Nadine Foster, Keele University, UK
Subgrouping in back pain is the holy grail of back pain research. guidelines at the moment recommend a diagnostic triage. Despite this approach there has been no reduction in prevalence. Clear trends in high quality RCTs that there is mild effect with no difference between interventions. When we comparewhat we have to offer patient sthere are no differences and when we compare what we do with normal GP care there are small improvements.Why? Simply the natural course of these conditions, available treatments are simply not very good, heterogeneity of patients and treatment effects.
It is the heterogeneity of patients and treatment effects that Nadine will talk about. Lots of high quality RCTs but which person will get better with which treatment is unanswered. arguments for subgrouping: current system of diagnostic triage is inadequate, we know clinicians believe in subgroups, promising early data, been identified as a research priority. There several approches to subgroupng:
- To provide more homogeneous groups: pathology, prognosis, treatment responsiveness
- Statistical approaches
- Clinical judgement approaches
Irrespective of these approaches the idea of sugrouping is a form of measurement.
Arguments about subgrouping:
- subgroups are not supported by data
- casual homogenetiy does not imply prognostic homogenity or treatment responsiveness
- recent guidelines for LBP do not recommend subgrouping patients with NS-LBP. Why? Due to lack of evidence.
What are the key features of a robust approach to subgrouing?
- Plausible
- Exhaustive
- Mutually exclusive in classification
- Reliable
- Clinically useful
- Simple
What study designs and analyses are the most appropriate? (Hancock et al, 2009)
- investigate treatment effect modifiers in RCT
- limit the analyses to small number of subgroups
- use tests of interactions
- use larger sample sizes
- treat the findings with caution if the main effect of treatment is small
- externally validate (again and again …)
Nadine has been researching subgrouping for LBP in primary care. Her investigations include the development of the STarT Back Screening Tool and trials studying this. They are now working on the IMPACT Back study.
Subgrouping approaches have along way to go and we need well designed clinical studies and programmes.
Read Nadine Foster’s biography
View abstract on conference website
Abstract
Low back pain is a common, disabling condition with high personal and economic costs. Despite available guidelines for practice, there have not been tangible reductions in the population prevalence of back pain or its serious long-term consequences. One reason for this, that has received increasing research attention, is that the ‘one size fits all approach advocated by many guidelines fails to target treatments at patients who might benefit from them most, thus diluting their potential benefits.
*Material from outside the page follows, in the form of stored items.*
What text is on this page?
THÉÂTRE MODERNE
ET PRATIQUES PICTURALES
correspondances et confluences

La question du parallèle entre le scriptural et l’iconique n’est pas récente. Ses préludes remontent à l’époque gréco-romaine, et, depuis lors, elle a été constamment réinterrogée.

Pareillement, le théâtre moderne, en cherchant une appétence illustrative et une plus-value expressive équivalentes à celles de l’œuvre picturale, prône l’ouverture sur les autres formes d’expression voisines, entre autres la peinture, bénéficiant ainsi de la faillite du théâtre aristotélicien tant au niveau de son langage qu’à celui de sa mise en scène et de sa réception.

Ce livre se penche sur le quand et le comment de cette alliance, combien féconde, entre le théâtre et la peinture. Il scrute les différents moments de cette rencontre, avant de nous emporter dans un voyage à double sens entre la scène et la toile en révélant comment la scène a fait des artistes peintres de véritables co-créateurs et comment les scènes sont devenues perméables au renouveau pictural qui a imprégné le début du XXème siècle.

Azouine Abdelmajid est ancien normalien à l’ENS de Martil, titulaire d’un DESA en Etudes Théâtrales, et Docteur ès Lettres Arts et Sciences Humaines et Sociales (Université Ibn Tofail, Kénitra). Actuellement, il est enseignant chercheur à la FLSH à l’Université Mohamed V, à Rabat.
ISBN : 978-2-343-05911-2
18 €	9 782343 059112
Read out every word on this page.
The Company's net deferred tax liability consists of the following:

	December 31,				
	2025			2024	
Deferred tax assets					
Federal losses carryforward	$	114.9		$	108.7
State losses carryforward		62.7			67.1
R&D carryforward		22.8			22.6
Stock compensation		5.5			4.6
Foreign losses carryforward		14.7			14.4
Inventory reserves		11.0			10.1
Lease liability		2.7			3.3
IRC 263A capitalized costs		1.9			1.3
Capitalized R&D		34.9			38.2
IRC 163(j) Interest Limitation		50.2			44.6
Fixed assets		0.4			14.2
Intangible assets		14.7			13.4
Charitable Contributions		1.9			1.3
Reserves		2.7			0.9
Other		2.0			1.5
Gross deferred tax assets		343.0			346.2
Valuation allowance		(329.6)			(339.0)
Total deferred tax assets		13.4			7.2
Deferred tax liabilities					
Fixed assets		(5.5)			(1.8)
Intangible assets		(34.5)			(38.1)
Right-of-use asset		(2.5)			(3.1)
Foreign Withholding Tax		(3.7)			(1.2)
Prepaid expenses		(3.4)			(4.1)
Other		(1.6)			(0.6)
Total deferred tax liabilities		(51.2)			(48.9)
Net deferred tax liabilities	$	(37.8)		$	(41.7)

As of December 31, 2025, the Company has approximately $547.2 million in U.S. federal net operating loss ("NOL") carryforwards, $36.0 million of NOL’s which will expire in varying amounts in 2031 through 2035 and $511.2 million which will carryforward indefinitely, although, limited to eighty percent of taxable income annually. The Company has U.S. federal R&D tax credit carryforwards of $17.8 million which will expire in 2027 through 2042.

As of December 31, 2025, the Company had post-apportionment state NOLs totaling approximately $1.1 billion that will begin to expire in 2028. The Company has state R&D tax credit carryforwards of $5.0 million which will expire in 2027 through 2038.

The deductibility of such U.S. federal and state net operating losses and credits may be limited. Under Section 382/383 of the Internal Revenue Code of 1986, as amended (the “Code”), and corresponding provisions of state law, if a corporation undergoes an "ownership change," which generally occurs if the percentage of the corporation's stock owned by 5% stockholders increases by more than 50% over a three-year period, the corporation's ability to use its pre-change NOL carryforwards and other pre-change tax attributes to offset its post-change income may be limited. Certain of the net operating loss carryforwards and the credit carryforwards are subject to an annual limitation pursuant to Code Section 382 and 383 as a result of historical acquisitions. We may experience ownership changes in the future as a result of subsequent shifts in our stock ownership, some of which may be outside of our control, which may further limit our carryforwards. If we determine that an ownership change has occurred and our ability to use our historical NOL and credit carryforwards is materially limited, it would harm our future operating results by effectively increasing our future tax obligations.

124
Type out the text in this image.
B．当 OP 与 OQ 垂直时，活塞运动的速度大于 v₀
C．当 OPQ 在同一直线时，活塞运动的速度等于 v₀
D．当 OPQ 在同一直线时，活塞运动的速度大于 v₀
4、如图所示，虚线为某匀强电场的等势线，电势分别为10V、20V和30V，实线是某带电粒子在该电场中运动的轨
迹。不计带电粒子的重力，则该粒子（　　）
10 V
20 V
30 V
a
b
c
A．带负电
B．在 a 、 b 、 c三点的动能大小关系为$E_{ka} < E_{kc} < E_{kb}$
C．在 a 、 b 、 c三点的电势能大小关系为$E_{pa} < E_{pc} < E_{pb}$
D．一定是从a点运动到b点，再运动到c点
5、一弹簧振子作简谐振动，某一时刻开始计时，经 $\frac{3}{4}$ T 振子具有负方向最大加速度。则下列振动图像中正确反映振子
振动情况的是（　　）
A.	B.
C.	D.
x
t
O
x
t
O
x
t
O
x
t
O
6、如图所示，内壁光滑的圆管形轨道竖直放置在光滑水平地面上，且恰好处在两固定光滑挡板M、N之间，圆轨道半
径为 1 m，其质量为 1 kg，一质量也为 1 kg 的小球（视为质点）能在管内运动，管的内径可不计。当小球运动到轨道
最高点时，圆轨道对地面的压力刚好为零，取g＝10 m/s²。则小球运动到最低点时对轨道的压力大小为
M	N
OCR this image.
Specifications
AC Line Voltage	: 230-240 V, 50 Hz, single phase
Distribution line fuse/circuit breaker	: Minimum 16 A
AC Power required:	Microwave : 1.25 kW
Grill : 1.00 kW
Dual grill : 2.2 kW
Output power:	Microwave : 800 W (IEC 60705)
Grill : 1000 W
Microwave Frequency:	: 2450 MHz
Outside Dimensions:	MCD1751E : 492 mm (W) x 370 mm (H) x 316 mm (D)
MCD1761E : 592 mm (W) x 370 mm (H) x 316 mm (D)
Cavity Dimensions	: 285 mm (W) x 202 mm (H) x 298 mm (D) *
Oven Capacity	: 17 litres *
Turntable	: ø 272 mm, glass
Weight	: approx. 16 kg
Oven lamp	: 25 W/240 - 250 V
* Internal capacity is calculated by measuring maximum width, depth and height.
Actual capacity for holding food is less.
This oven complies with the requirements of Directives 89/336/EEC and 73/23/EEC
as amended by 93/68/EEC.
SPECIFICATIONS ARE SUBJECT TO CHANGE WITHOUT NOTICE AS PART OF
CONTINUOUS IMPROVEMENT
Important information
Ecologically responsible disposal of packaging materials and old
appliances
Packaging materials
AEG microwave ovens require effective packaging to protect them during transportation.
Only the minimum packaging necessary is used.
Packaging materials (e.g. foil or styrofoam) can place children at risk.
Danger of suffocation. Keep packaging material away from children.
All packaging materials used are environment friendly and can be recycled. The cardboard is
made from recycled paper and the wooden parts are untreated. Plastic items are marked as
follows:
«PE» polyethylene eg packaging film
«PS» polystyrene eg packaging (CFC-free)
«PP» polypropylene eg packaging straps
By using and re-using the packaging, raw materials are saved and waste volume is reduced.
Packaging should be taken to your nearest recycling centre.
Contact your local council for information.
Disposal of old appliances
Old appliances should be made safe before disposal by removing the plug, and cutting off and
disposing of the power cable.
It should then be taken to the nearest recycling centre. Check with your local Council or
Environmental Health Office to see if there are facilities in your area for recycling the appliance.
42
Systematic identification of key obstacles to recovery in primary care back pain patients from high quality epidemiological studies can inform the development of early, targeted interventions. Indeed, maximising the potential for optimally targeted interventions is predicated on better understanding of the prognostic factors that are causally related to clinical outcome and identifying which are a) most predictive of outcome and b) most likely to be modifiable in primary care. Only then can closer matching of treatments to patient characteristics be a clinical reality.
Using specific examples drawn from recent research within the Arthritis Research Campaign National Primary Care Centre at Keele University in the UK, and other studies, this presentation will provide an overview of subgrouping approaches under investigation, provide new evidence about the predictive strength of obstacles to recovery and share experience from studies that focus on translating subgrouping approaches into workable sytems in primary care clinical practice.
Clinical Take Home Messages:
- Although many factors are suggested to be important obstacles to recovery, only a few are clearly distinctive, in that they independently predict back pain-related disability in primary care consulters.
- The results challenge some assumptions regarding the key obstacles to recovery in this population and will help focus future targeted interventions.
- The challenge is to translate this knowledge about the most predictive obstacles to recovery in primary care into workable subgrouping approaches for busy primary care practice, targeted interventions and improved outcomes for patients.
Acknowledgements: Research support from the Arthritis Research Campaign (arc), the National Institute of Health Research (NIHR) and the Health Foundation. Nadine Foster is funded by a Primary Care Career Scientist Award from the NIHR in the UK.







Very good presentation. In the rush to subgroup there are many potential errors to be made and taking a genuinely robust approach is the only way we might avoid these and learn something useful.
So much of the discussion on subgrouping this weekend and in general is based on mechanistic biomechanical models, and yet there is so little evidence to support such an approach especially in chronic back pain. A risk based system is a much more plausible idea as it draws from evidence rather than flawed and biased clinical “experience”.
Are those of us who see the 1 + -1= 0 as a viable argument really ready to accept that for each patient you make significantly better, you make one significantly worse? I doubt it personally and would warn people against ignoring the current RCT data on chronic back pain.
Thanks again for a genuinely scientific presentation.
What a fine info. You made a good point. Thanks!